Stigmatisation des personnes atteintes d’albinisme au Bénin : Entre solitude et insécurité, l’affirmation de soi mise à rude épreuve

28 juin 2022

Les personnes atteintes d’albinisme sont souvent sujettes à toutes formes de stigmatisation. Leur intégration dans la société se heurte souvent à une différenciation surtout à cause de la couleur de leur peau. Si pour certains, ils sont des demi-dieux, pour d’autres, ce sont des êtres à isoler.

« Qu’est-ce que vous nous amenez là ? », tels sont les propos tenus au cours de la cérémonie de sortie d’une enfant atteinte d’albinisme. Très choquée, la mère fond en larme et répond sèchement : « C’est un don de Dieu ! ». Ces réactions ont rendu l’atmosphère assez morose, chacun est reparti très consterné.
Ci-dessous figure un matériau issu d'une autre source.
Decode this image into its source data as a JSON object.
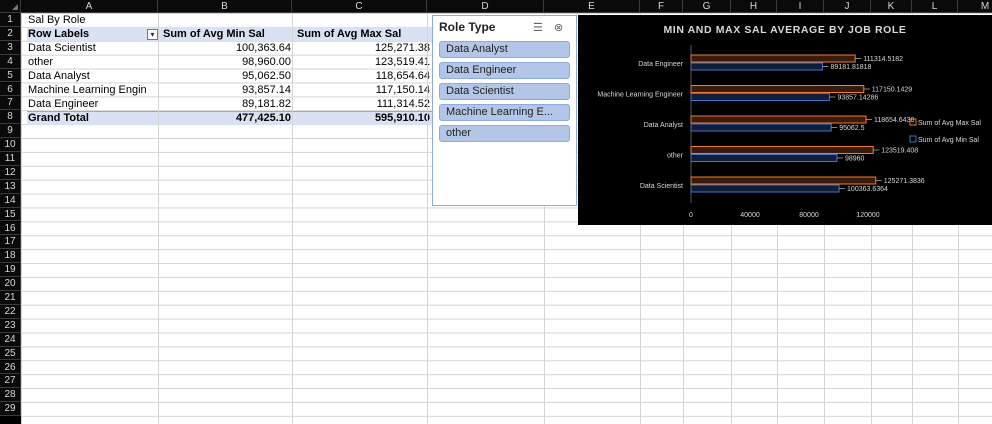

La communauté considère les personnes atteintes d’albinisme en fonction des idées reçues sur ces dernières. La difficulté d’acceptation commence dès la venue du nouveau-né. La famille proche des parents s’offusque à sa vue. Elle voit une personne différente d’elle. A cette difficulté s’ajoute celle à laquelle est confronté l’enfant même, dès lors qu’il commence les classes « je me rappelle quand j’étais enfant, mes camarades de classe me fuyaient soi-disant que je ne suis pas une personne comme eux, que je suis un fétiche », nous narre Merveille. Même vécu que Clémence « dans mon enfance, j’ai eu du mal à me faire accepter par mes camarades de classe ». Son calvaire s’accentue quand elle quitte son village pour continuer son cursus scolaire dans un nouveau collège d’enseignement. « Pour mes études au secondaire, je devrais continuer dans une autre localité. Une fois installée, l’intégration a été rude parce que je suis vue comme une étrangère parmi tant de personnes », affirme Clémence. Le refus de scolarisation venait de l’entourage. « Il y a certains qui nous ont conseillé de ne pas l’envoyer à l’école », déclare la mère de Merveille.
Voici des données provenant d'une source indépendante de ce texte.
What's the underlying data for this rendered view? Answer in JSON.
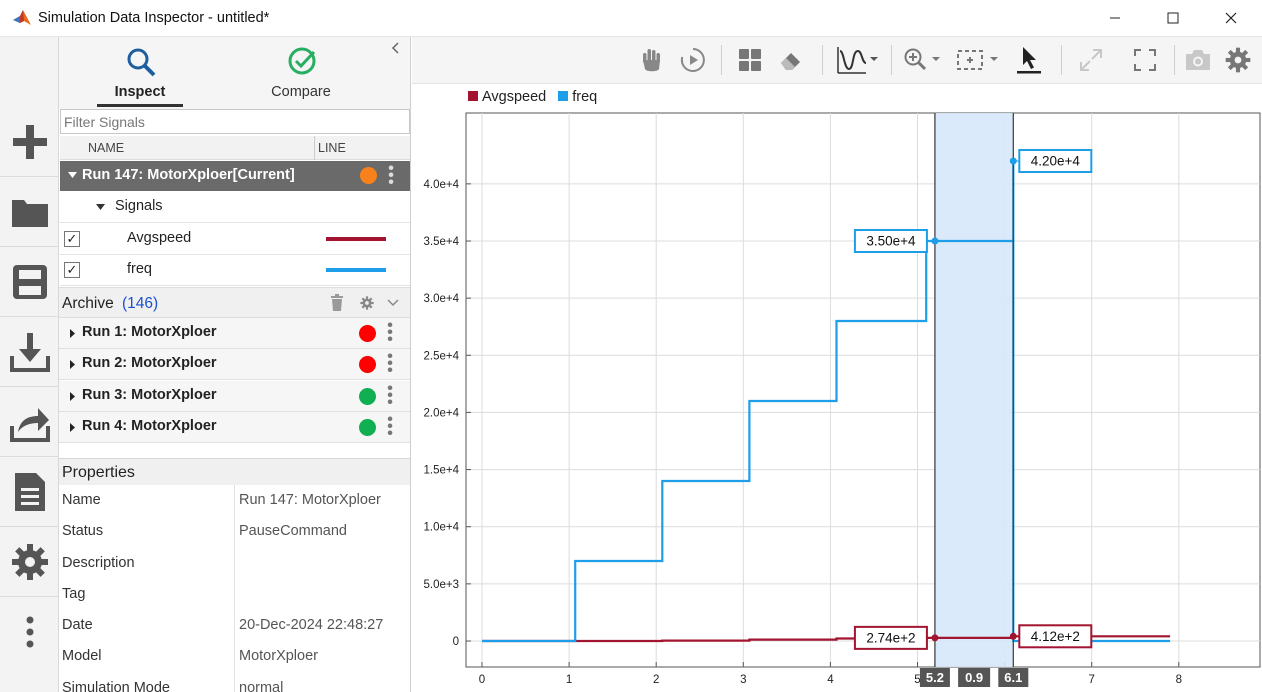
{
  "window": {
    "title": "Simulation Data Inspector - untitled*"
  },
  "left_toolbar": {
    "icons": [
      "new-icon",
      "open-folder-icon",
      "save-icon",
      "import-icon",
      "export-icon",
      "report-icon",
      "settings-icon",
      "more-icon"
    ]
  },
  "tabs": [
    {
      "label": "Inspect",
      "icon": "search-icon",
      "active": true
    },
    {
      "label": "Compare",
      "icon": "check-circle-icon",
      "active": false
    }
  ],
  "filter": {
    "placeholder": "Filter Signals",
    "value": ""
  },
  "columns": {
    "name": "NAME",
    "line": "LINE"
  },
  "current_run": {
    "label": "Run 147: MotorXploer[Current]",
    "color": "#f7821b",
    "group_label": "Signals",
    "signals": [
      {
        "name": "Avgspeed",
        "checked": true,
        "check_mark": "✓",
        "color": "#a2142f"
      },
      {
        "name": "freq",
        "checked": true,
        "check_mark": "✓",
        "color": "#1e9ee8"
      }
    ]
  },
  "archive": {
    "label": "Archive",
    "count": "(146)",
    "runs": [
      {
        "label": "Run 1: MotorXploer",
        "color": "#ff0000"
      },
      {
        "label": "Run 2: MotorXploer",
        "color": "#ff0000"
      },
      {
        "label": "Run 3: MotorXploer",
        "color": "#10b050"
      },
      {
        "label": "Run 4: MotorXploer",
        "color": "#10b050"
      }
    ]
  },
  "properties": {
    "title": "Properties",
    "rows": [
      {
        "key": "Name",
        "value": "Run 147: MotorXploer"
      },
      {
        "key": "Status",
        "value": "PauseCommand"
      },
      {
        "key": "Description",
        "value": ""
      },
      {
        "key": "Tag",
        "value": ""
      },
      {
        "key": "Date",
        "value": "20-Dec-2024 22:48:27"
      },
      {
        "key": "Model",
        "value": "MotorXploer"
      },
      {
        "key": "Simulation Mode",
        "value": "normal"
      }
    ]
  },
  "plot_toolbar": {
    "icons": [
      "pan-hand-icon",
      "play-icon",
      "layout-icon",
      "eraser-icon",
      "signal-style-icon",
      "zoom-icon",
      "fit-icon",
      "cursor-icon",
      "expand-icon",
      "fullscreen-icon",
      "camera-icon",
      "gear-icon"
    ]
  },
  "chart_data": {
    "type": "line",
    "xlim": [
      0,
      8
    ],
    "ylim": [
      0,
      42000
    ],
    "x_ticks": [
      "0",
      "1",
      "2",
      "3",
      "4",
      "5",
      "6",
      "7",
      "8"
    ],
    "y_ticks": [
      {
        "value": 0,
        "label": "0"
      },
      {
        "value": 5000,
        "label": "5.0e+3"
      },
      {
        "value": 10000,
        "label": "1.0e+4"
      },
      {
        "value": 15000,
        "label": "1.5e+4"
      },
      {
        "value": 20000,
        "label": "2.0e+4"
      },
      {
        "value": 25000,
        "label": "2.5e+4"
      },
      {
        "value": 30000,
        "label": "3.0e+4"
      },
      {
        "value": 35000,
        "label": "3.5e+4"
      },
      {
        "value": 40000,
        "label": "4.0e+4"
      }
    ],
    "grid": true,
    "legend": "top-left",
    "series": [
      {
        "name": "Avgspeed",
        "color": "#a2142f",
        "step": true,
        "x": [
          0,
          1.07,
          2.07,
          3.07,
          4.07,
          5.1,
          6.1,
          7.9
        ],
        "y": [
          0,
          0,
          30,
          120,
          220,
          274,
          412,
          412
        ]
      },
      {
        "name": "freq",
        "color": "#1e9ee8",
        "step": true,
        "x": [
          0,
          1.07,
          2.07,
          3.07,
          4.07,
          5.1,
          6.1,
          7.9
        ],
        "y": [
          0,
          7000,
          14000,
          21000,
          28000,
          35000,
          0,
          0
        ]
      }
    ],
    "cursors": {
      "left": {
        "x": 5.2,
        "label": "5.2"
      },
      "right": {
        "x": 6.1,
        "label": "6.1"
      },
      "delta_label": "0.9"
    },
    "data_labels": [
      {
        "text": "4.20e+4",
        "series": "freq",
        "x": 6.1,
        "y": 42000,
        "side": "right"
      },
      {
        "text": "3.50e+4",
        "series": "freq",
        "x": 5.2,
        "y": 35000,
        "side": "left"
      },
      {
        "text": "2.74e+2",
        "series": "Avgspeed",
        "x": 5.2,
        "y": 274,
        "side": "left"
      },
      {
        "text": "4.12e+2",
        "series": "Avgspeed",
        "x": 6.1,
        "y": 412,
        "side": "right"
      }
    ]
  }
}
Le mariage entre une personne atteinte d’albinisme et autre n’est pas encore totalement accepté. L’union entre elles ne signifie pas forcément qu’ils auront des enfants albinos. « J’ai épousé une femme non atteinte d’albinisme. Aucun de nos enfants n’est atteint », nous apprend Franck. Contrairement à son couple, certaines personnes atteintes n’ont pas la chance de se marier très tôt comme ce fût le cas de la grand-sœur de Clémence. « Nous sommes toutes deux atteintes. A cause des rejets de la société, ma grand-sœur n’a pu se marier qu’après 30 ans », raconte-t-elle.

Les personnes non atteintes avec plus d’informations jouent parfois le rôle de protecteur. Certains professeurs défendent bien leurs apprenants. Pour affronter le regard de la société, les personnes atteintes se mettent devant la scène de sensibilisation afin de prouver à leurs amis qu’elles ne sont pas des personnes malades. C’est ce que fait merveille à travers le téléfilm ‘’Luna’’ par lequel elle conscientise son entourage.
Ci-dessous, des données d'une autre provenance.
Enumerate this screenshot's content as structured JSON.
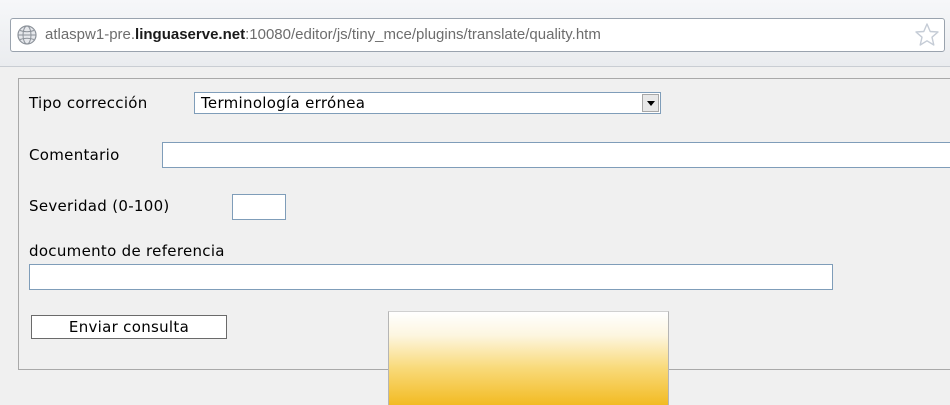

Dans le rang des parents, ils protègent leurs progénitures en se montrant fière de les avoir. « Je dis souvent à ceux qui me posent des questions que même si Dieu me donne un enfant atteint d’albinisme comme moi, je l’aimerais », avoue Franck avec enthousiasme. De son côté la mère de Merveille a su faire accepter son enfant dans la famille en insistant que seul Dieu donne un enfant donc qu’elle est un don. Entre méfiance et rejets, la tolérance est la meilleure solution pour le vivre-ensemble. « Je demande aux personnes non atteintes de nous accepter telle que nous sommes », demande Merveille.
Face à ces stigmatisations, plusieurs organisations naissent chaque année. Elles militent pour une intégration de ces personnes atteintes de l’albinisme. Elles vont dans les zones sous informées pour y apporter plus de lumière.